Poets are not supposed to be speedy—and the density of the poetry in this one (the not speedy Joyelle McSweeney) is the most characteristic aspect of her poetry.
I knew at once two things—which explained what it was about Jeopardy! champions which filled me with loathing.
Jeopardy! champions are “5 second” people.
There are two types of people—those of quantity and those of quality.
Knowing every capitol of Europe, for instance—is that impressive, or not?
And if it is, why is it more impressive than knowing one capitol of Europe?
It’s only a matter of quantity. Jeopardy! “knowledge” is entirely based on the number of facts which can be recalled—the number of index cards one studies—and the number of facts which stick.
Jeopardy! demands a certain wagering skill (which is part of the game) and I also notice some players are too stupid to look for the “daily doubles” (which allows a player to individually wager, and which is always an advantage to find)—these rubes will choose 200 or 400 (in the Daily Double round) even though a “daily double” is never found behind those squares. (I yell at the TV when this happens.) Joyelle was one of those rubes.

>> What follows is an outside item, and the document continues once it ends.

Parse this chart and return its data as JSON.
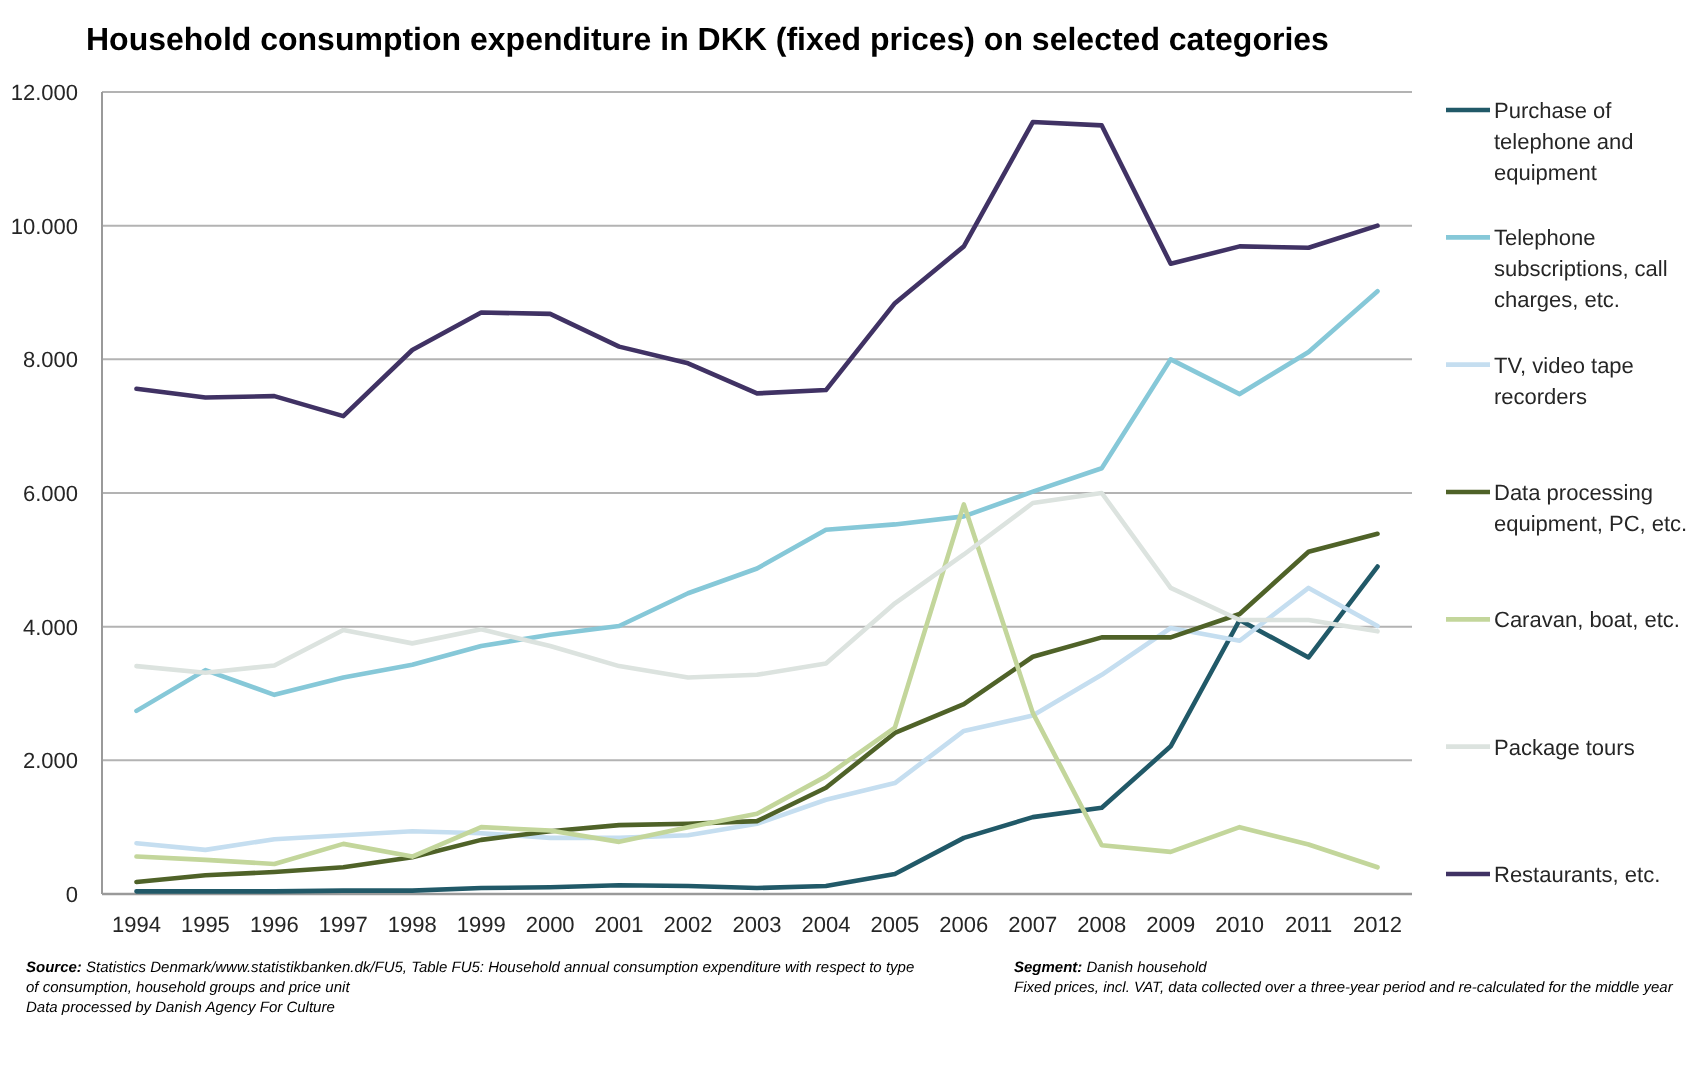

The Jeopardy! champions (the ones who keep winning—you can win once and be an exception) are boring people. There’s something about them which I can’t stand—and now I understand why; they are the quantity-driven, shallow, “5 second” people, no matter what else they bring to the table (they might travel around the world, they might have interesting pets, they might have any number of anecdotal details attached to them which are charming, or perhaps even tragic—none of this matters).
And finally, I have to keep looking at these Jeopardy! champions who keep on winning—when I would rather look at Joyelle McSweeney’s intriguing visage—even though, frankly, I don’t think much of her poetry.
And this opinion is not because I am jealous. I swear.